Un nuovo pesce pericoloso nuota nel Mediterraneo

 

di Bartolomeo Buscema

 

C’é un nuovo ospite indesiderato nel Mediterraneo: il pesce scorpione (foto in alto), un nome  certamente poco rassicurante. E’ un abile predatore che può raggiungere la lunghezza di quasi mezzo metro ed è dotato di tredici aculei che svettano sulle pinne dorsali e tre su quella anale. Il nuovo ospite, che è ritenuto tra le specie più invasive al mondo, ha aculei dai quali fuoriesce un veleno molto tossico. Originario delle acque del mar Rosso e dell’oceano Indiano è arrivato per la prima volta nel Mediterraneo nel 1992.Ora, come rileva uno studio congiunto ,pubblicato sulla rivista BioInvasion Records, redatto dagli scienziati dell’Istituto superiore per la protezione e la ricerca ambientale (Ispra), del Consiglio Nazionale delle Ricerche (CNR) e dell’American University of Beirut, il pesce scorpione ha cominciato a nuotare nelle acque marine  siciliane . Più precisamente, lo scorso settembre 2016, tale pesce pericoloso è stato fotografato  da alcuni subacquei all’interno della Riserva Naturale Orientata oasi faunistica di Vendicari (SR).Non si esclude ,purtroppo, una possibile  rotta verso Nord.Un serio problema per l’ecosistema marino  e, soprattutto, per l’uomo. Infatti, la puntura del pesce scorpione, oltre a un dolore persistente e insopportabile, provoca nausea, vomito, febbre, convulsioni, difficoltà respiratoria e diarrea.

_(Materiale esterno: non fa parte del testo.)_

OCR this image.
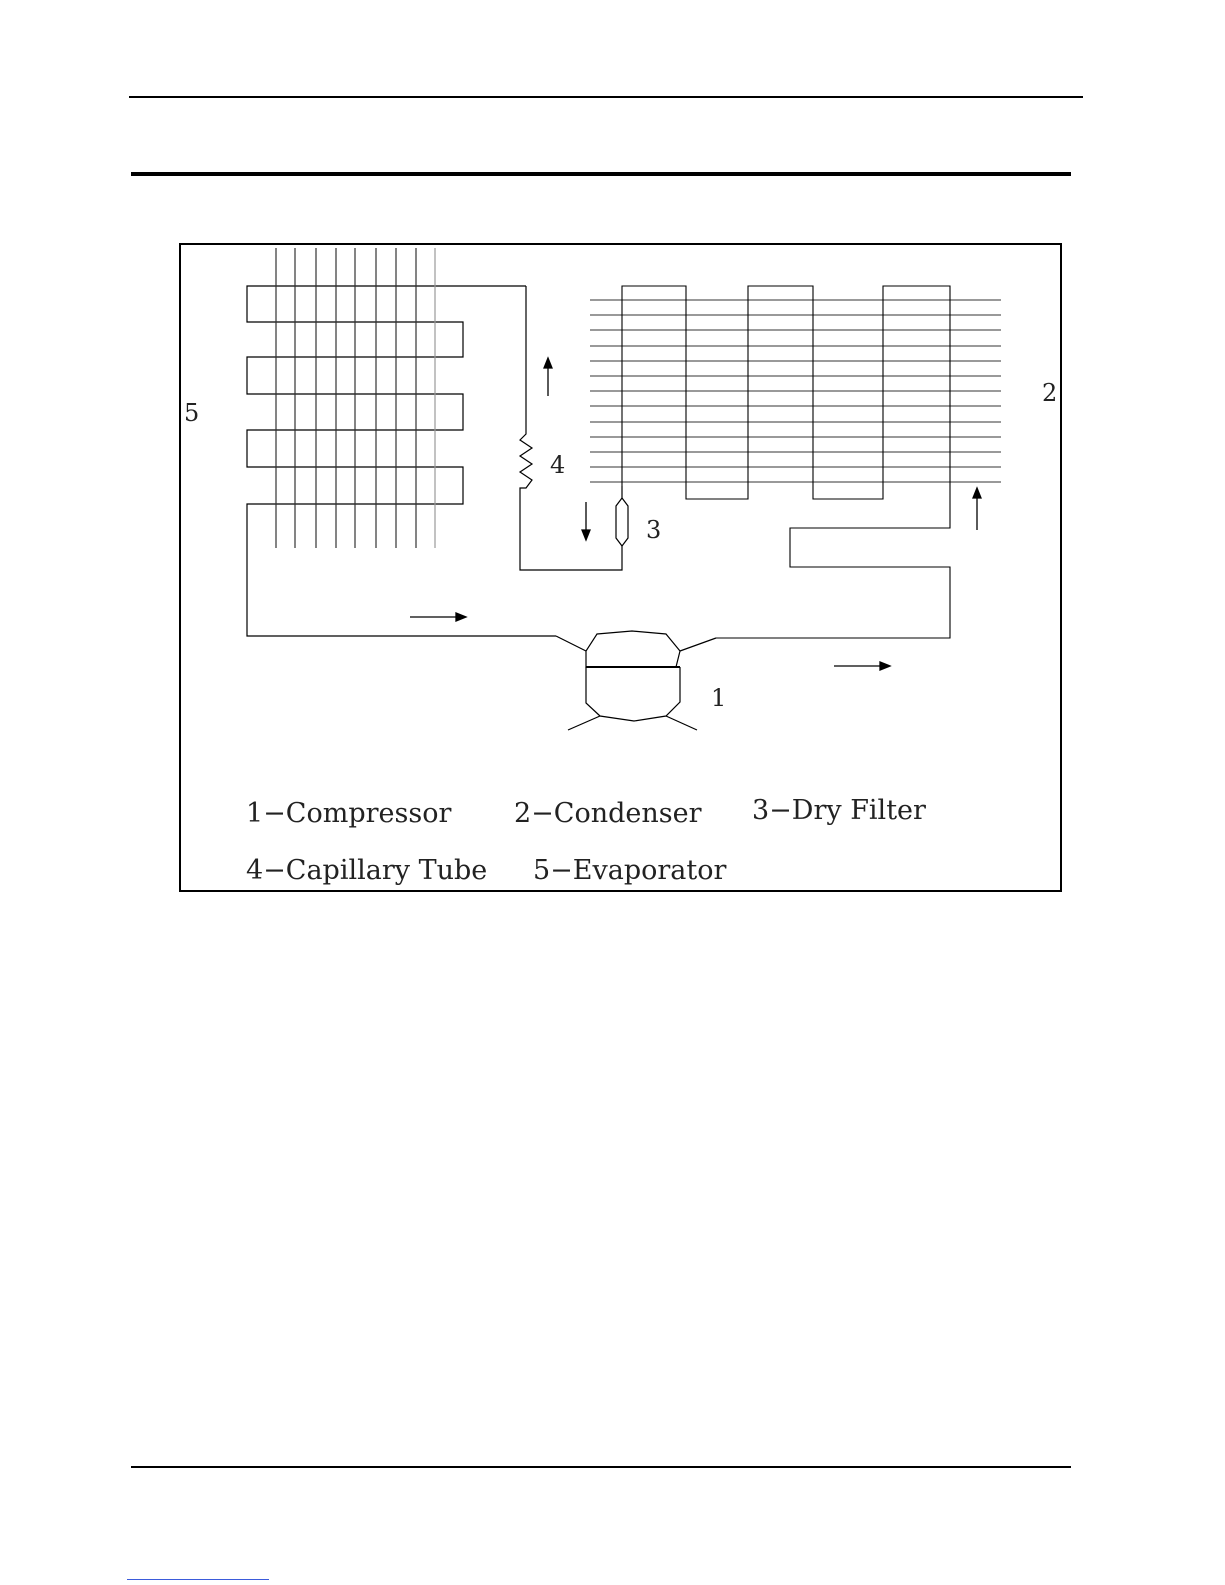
5
2
4
3
1
1−Compressor 2−Condenser 3−Dry Filter
4−Capillary Tube 5−Evaporator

In alcuni casi, purtroppo la zona del nostro corpo che viene punta rischia addirittura una necrosi locale associata a una perdita di sensibilità che si può protrarre anche per qualche settimana. La prima cosa da fare, dopo una puntura, suggeriscono gli esperti, è quella di rimuovere eventuali aculei conficcati sulla pelle disinfettando energicamente dopo aver immerso la parte interessata in acqua molto calda che distrugge la struttura proteica della tossina lenendo così il dolore. Un trattamento analogo viene già utilizzato per le punture di tracine e per gli incontri ravvicinati con le meduse. Ma come limitare i possibili danni all’ecosistema e  soprattutto all’uomo? Una via da seguire, suggerita dagli scienziati dell’ISPRA, è quella di informare, meglio ancora anche con qualche foto, chi fa attività subacquea per riconoscere tale pesce, per poi poterne subito segnalare l’eventuale presenza alla Capitaneria di porto locale.